The writing is very down-to-earth, written in first person from either Michelle or Jim Bob's point of view.  It begins more as a history of the couple and how they started their family and businesses.  It chronicles their many moves and describes their parenting methods and homeschooling curriculum and techniques.  There are little boxes every few pages which have a frequently asked question (via e-mail), with a member of the family answering it.  But mostly, it is sharing their philosphy of servant-leadership and aiming to inspire others to find peace and meaning in their families through that same faith.

What interested me the most was their explanation of their particular branch of Christianity.  I accept many of their choices: homeschooling, no televisions, modest clothing, lack of family planning techniques, delegation of duties including chores for even young children, daily family devotions and scripture memory work.  However, the scripture-based explanations they provide for many of these things confound me.  They choose to follow many Old Testament rituals, even though they describe themselves as New Testament Christians.  In addition to homeschooling, they also have home church.  Their lack of television and the fact that their internet is limited to 70 or so educational or faith-based websites leaves the impression that these children have little outside-family influence.  They do attend a homeschooling conference once (sometimes twice) a year, and their social circle seems to be comprised of friends met at those conferences or family members.

The discussions on their views on letting God choose the size of your family and their commitment to never borrow money but allow God to meet their needs with the resources and opportunities He gives them in His timing are very different from anything you will hear in the secular world, and are worth consideration.  They quote many resources that they have used over the years that have shaped their views, so it is possible to further study the background of their beliefs.
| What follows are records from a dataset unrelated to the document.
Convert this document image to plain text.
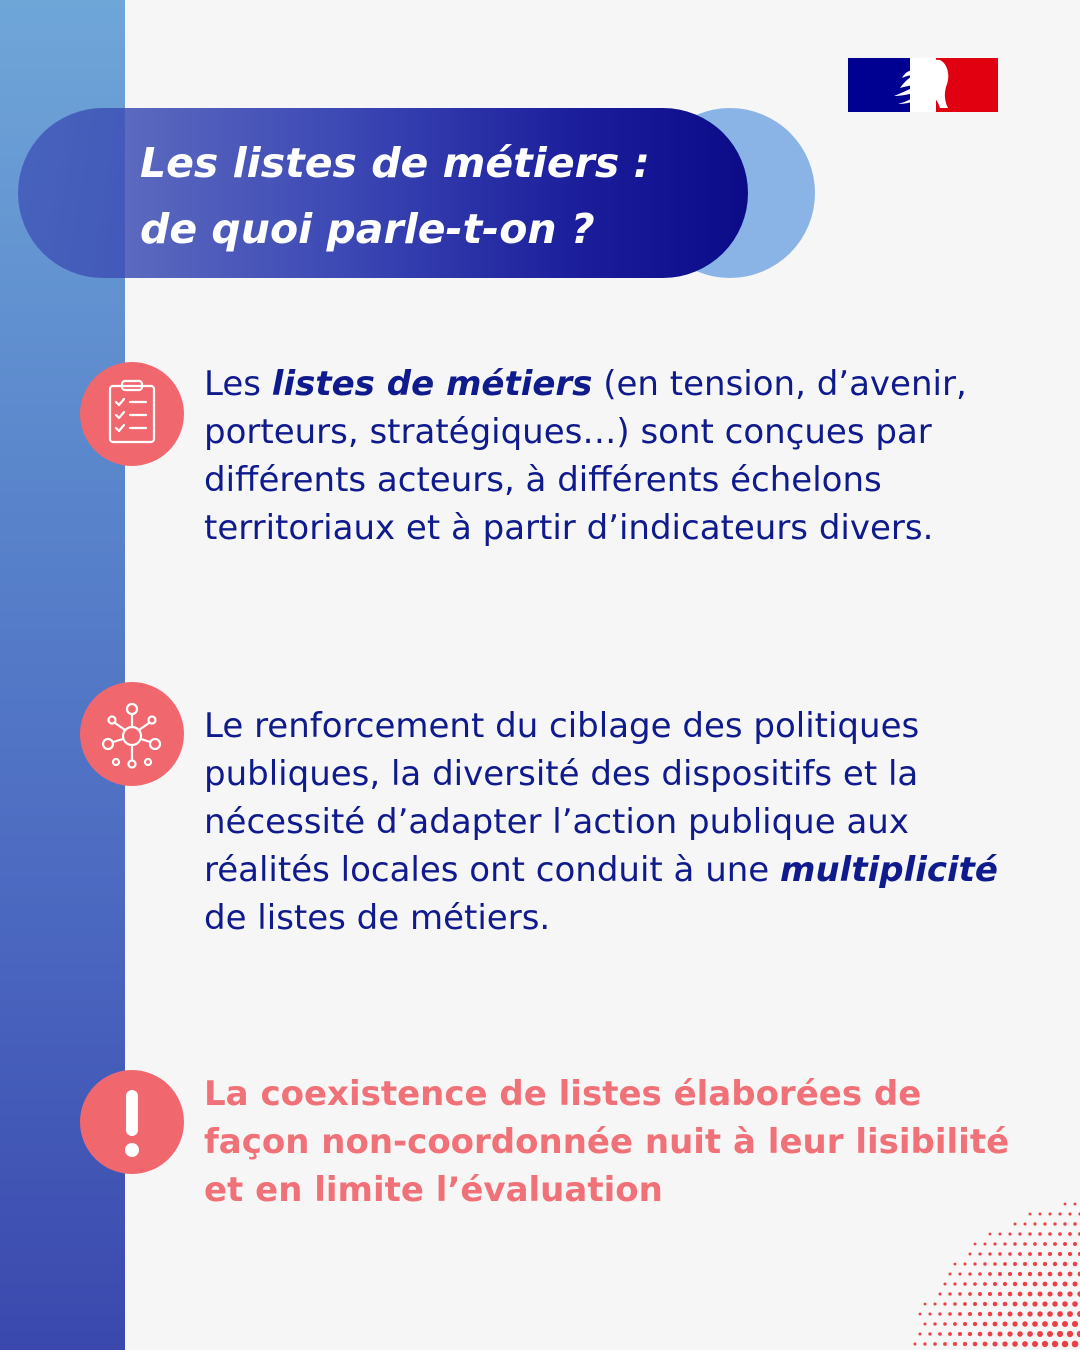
Les listes de métiers :
de quoi parle-t-on ?

Les listes de métiers (en tension, d’avenir, porteurs, stratégiques…) sont conçues par différents acteurs, à différents échelons territoriaux et à partir d’indicateurs divers.

Le renforcement du ciblage des politiques publiques, la diversité des dispositifs et la nécessité d’adapter l’action publique aux réalités locales ont conduit à une multiplicité de listes de métiers.

La coexistence de listes élaborées de façon non-coordonnée nuit à leur lisibilité et en limite l’évaluation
The book is worthwhile to those who would like to have further insight into the specifics of what devout faith-based parenting can be.  For me, it was an eye-opener as to how law-oriented families operate compared to Gospel-oriented ones.  These little ones are taught at an early age how to serve, be kind, be thrifty, be generous, be humble, etc.  They read a chapter of Proverbs each day and try to live out the teachings of that Proverb.   It was hard to read this book without constantly and consciously separating the difference in theologies between my family and the Duggars.  It left me praying that each and every one of these children grow up not only knowing how God expects US to act toward Himself and others, but also how HE has acted on our behalf, and through His grace saves us from sin and loves us whatever our shortcomings.